1. Disponível em http://www.saúde.gov.br/paredefumar. Acessado em 25/08/2001.
 2. Kühl, E. Tóxicos - Duas Viagens. 4. ed. Belo Horizonte, MG: editora Cristã Espírita Fonte Viva, 1998.
 3. Luiz, André (psicografia de Francisco C. Xavier e Waldo Vieira). Desobsessão. 18. ed. Rio de Janeiro: FEB, 1999.
 4. Sérgio, Luiz (psicografia de Irene P. Machado) Dois Mundos Tão Meus. 6. ed. Brasília: Livraria e Editora Recanto, 1999.
 5. Rigonatti, E. Manual prático do Espírita.
 6. Luiz, André (psicografia de Francisco C. Xavier). Nos Domínios da Mediunidade. 26. ed. Rio de Janeiro: FEB, 1999.
 
Fonte: AMEEES- Associação Médico-Espírita do Estado do Espírito Santo
Título: Re: Fumo e Perispírito
Enviado por: Marlon Coelho em 18 de Março de 2012, 02:14
Amigo Moura, sempre acompanho suas postagens com muita atenção, pois sempre aprendo com elas.
Esse questionamento que vou fazer, acredito, deveria ser criado um tópico para tal (se for, me diga em qual parte do forum posso fazer, por favor) e, imagino, não sou o primeiro a fazê-lo.

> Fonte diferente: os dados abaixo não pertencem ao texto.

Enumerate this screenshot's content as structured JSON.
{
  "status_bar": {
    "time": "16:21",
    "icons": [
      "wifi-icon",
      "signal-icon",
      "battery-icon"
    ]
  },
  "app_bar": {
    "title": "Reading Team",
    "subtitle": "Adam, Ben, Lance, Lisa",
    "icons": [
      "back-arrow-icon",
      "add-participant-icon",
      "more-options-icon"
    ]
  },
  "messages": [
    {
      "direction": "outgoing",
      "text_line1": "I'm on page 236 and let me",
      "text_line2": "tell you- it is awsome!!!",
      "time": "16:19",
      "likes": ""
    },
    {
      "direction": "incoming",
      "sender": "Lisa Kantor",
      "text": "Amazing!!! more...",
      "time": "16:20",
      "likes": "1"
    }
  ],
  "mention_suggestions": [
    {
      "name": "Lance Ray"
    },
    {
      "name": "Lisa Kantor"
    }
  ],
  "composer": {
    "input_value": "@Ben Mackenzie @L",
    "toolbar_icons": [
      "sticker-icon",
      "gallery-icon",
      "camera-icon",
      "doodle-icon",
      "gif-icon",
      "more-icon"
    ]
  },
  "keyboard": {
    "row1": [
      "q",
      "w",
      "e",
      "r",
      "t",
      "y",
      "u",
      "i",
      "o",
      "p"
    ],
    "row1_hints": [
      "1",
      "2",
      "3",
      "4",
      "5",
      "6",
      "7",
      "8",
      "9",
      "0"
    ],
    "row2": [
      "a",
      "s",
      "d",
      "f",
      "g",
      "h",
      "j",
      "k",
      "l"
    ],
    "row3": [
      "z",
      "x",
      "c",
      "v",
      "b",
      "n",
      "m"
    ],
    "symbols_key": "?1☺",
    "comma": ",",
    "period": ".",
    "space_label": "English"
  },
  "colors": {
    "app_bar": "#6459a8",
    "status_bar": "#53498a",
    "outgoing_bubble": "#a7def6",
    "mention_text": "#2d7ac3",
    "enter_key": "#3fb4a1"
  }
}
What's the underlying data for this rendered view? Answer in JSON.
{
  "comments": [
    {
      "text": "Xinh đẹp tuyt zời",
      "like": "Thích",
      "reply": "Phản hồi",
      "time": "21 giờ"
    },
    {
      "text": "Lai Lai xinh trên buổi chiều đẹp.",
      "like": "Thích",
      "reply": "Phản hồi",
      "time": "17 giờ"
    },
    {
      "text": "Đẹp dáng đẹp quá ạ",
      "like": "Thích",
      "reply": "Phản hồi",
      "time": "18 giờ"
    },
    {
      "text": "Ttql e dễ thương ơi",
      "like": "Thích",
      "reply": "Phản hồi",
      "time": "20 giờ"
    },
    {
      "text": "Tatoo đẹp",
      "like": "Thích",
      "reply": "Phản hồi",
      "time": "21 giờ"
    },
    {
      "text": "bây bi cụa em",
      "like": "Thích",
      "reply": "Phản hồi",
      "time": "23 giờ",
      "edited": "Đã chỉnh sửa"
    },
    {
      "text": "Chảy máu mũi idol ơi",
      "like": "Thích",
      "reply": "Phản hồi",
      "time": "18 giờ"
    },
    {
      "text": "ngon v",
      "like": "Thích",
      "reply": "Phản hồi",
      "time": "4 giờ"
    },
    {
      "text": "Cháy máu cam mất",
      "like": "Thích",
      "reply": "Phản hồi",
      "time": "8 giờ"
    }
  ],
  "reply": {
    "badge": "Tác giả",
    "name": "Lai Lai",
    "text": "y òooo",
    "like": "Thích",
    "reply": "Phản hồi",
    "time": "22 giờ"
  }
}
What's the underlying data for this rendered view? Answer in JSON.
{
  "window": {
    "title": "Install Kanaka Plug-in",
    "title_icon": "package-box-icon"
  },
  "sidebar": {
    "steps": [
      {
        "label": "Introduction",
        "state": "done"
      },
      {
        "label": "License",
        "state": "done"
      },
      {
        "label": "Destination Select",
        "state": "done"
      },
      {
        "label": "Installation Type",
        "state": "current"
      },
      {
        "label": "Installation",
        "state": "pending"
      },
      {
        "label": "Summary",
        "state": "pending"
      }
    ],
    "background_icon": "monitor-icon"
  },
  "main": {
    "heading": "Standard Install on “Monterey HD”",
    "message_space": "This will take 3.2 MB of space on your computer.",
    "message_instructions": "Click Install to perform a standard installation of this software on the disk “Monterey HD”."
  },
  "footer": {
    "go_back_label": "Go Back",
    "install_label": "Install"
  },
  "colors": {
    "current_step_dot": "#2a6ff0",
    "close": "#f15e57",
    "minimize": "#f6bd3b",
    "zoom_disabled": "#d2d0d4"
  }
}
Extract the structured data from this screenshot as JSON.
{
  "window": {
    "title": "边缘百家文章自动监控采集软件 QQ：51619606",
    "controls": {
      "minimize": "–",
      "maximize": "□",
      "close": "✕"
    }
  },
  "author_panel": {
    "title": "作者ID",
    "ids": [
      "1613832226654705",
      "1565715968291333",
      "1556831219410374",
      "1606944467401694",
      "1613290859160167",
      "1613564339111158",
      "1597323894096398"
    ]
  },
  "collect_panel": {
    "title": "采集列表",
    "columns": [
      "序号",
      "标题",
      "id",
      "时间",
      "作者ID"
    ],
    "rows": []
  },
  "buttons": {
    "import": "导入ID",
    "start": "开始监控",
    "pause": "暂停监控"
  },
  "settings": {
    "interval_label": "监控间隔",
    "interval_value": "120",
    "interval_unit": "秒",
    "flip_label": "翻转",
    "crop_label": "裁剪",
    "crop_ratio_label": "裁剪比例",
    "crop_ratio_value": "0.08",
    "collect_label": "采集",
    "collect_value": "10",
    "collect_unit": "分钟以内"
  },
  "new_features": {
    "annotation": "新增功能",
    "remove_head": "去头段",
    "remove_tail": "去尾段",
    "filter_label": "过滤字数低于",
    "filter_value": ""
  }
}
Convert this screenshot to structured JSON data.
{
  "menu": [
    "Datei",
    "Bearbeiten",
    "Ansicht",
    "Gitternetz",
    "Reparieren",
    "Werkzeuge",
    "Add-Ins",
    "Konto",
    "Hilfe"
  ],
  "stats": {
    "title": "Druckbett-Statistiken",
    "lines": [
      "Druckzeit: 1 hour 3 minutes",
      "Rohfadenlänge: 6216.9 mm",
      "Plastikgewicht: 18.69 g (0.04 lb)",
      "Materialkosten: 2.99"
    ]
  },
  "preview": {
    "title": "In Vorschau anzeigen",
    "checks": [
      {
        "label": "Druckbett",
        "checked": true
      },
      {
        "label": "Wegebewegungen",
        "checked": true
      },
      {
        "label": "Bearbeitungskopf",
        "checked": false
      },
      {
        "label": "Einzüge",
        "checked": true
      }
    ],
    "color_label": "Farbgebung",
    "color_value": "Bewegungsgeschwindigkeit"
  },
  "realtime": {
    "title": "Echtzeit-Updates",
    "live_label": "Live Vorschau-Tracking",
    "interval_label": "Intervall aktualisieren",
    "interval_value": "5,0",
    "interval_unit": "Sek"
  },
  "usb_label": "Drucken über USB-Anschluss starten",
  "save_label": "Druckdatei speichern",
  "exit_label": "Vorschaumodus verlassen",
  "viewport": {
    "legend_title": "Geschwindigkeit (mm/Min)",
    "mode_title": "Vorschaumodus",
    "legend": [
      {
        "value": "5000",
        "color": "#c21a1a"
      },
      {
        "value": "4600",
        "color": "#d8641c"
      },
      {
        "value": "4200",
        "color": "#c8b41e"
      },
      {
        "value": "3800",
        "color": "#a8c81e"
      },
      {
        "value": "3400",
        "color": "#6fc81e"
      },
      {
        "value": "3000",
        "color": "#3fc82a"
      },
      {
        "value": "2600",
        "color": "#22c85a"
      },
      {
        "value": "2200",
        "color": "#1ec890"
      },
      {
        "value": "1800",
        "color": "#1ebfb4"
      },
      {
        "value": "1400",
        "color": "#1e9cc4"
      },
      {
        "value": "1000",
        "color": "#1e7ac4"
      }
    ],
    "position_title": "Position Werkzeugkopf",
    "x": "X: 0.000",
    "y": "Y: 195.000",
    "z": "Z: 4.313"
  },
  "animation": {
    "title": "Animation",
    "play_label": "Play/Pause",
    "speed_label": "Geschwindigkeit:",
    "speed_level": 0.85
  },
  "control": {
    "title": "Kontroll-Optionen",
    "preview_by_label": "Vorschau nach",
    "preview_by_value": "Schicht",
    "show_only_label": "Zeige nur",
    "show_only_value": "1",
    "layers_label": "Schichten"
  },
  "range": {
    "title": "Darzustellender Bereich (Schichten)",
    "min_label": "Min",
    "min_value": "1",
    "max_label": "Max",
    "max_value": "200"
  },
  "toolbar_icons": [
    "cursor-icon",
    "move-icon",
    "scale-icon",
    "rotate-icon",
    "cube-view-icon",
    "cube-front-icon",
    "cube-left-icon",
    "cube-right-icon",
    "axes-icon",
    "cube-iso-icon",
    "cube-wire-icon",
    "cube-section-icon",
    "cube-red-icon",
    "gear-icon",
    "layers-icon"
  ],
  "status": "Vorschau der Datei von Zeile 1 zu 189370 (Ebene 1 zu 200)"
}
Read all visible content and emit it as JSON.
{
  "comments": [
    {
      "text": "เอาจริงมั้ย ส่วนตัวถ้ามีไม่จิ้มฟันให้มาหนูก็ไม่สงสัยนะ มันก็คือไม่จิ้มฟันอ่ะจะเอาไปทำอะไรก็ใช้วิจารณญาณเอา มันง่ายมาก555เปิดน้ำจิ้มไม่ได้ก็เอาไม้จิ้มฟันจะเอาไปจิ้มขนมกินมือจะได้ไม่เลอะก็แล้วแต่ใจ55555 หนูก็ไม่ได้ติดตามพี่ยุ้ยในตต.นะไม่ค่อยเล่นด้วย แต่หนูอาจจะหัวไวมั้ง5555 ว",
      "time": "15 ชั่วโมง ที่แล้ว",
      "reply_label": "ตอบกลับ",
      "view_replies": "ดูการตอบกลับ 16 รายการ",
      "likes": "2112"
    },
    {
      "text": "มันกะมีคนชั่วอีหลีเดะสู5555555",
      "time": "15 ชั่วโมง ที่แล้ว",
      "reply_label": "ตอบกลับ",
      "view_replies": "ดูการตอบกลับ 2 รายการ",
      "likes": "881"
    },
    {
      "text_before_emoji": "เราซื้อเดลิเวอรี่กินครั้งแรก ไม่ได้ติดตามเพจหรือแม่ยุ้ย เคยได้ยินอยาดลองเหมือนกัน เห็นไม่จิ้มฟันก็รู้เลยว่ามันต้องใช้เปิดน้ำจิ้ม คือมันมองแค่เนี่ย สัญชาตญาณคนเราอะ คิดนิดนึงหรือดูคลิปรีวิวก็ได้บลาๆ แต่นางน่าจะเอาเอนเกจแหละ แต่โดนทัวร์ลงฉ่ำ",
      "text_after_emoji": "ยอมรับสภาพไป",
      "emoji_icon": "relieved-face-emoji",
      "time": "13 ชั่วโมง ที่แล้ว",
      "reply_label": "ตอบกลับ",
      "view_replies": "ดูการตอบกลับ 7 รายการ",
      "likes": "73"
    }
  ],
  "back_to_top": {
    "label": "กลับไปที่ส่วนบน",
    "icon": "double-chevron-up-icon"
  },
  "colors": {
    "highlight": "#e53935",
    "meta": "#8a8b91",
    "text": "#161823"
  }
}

Acompanho as reuniões espíritas aqui da minha cidade e em muitas delas (não em todas) as palestras se baseiam nas obras de Emmanuel psicografadas pelo Chico e há "pinceladas" da codificação.

Quando vc diz "o que vale é a doutrina", vc diz que as outras obras não se deve levar em consideração pois não levam a doutrina em consideração? Se se deve "filtrar", "filtrar" de que maneira? É um erro os espíritas considerar esses livros como verdade?

Grande abraço

Kardec é a base é o norte,  seu conteúdo muito edificante além de requerer muito tempo de estudo, exige também muito mais horas de vivencia e ebaboração do que foi vivido em termos morais para se assimilar veradeiramente o conteúdo.  Eu mesmo levei  6 meses lucubrando kardec seriamente. Foi uma catarse, chorava toda noite mas nao a noite toda.  depois levei 6 anos para passar a viver, e elaborar o vivido em termos morais evolutivos. Hoje aos 30 anos que começo a ler outros autores espirituais a ir em foruns etc...  Kardec   muito bem entendido para passar a ter condição, de melhor entender outros autores.   Kardec é simplismente a raiz do espiritismo.   No Centro em que comecei a frequentar tb dizem muito de outros autores, pouco da base.   Eu tb achei estranho.. mas...   

Muitos criticam mas voce continuou?  ou parou no kardec?   respondo: se conseguir 1/3 do nível moral dos livros de kardec já me dou por realizado para as proximas 3 encarnações.   Só o envangelho segundo espiritismo já é tudo.. como chico disse: "Evangelho segundo o espirtismo é o livro mais lindo que ja leu" .   Para quer ler outra interpretação da bíblia?   tudo hoje em dia é performance quantas paginas le no dia, quantos livros no ano,  acho que a espiritualidade para agradar a esse publico trouxe-nos infindáveis livros.   Porém eu não tenho problema algum em em meditar sobre uma frase sequer de kardec por dias.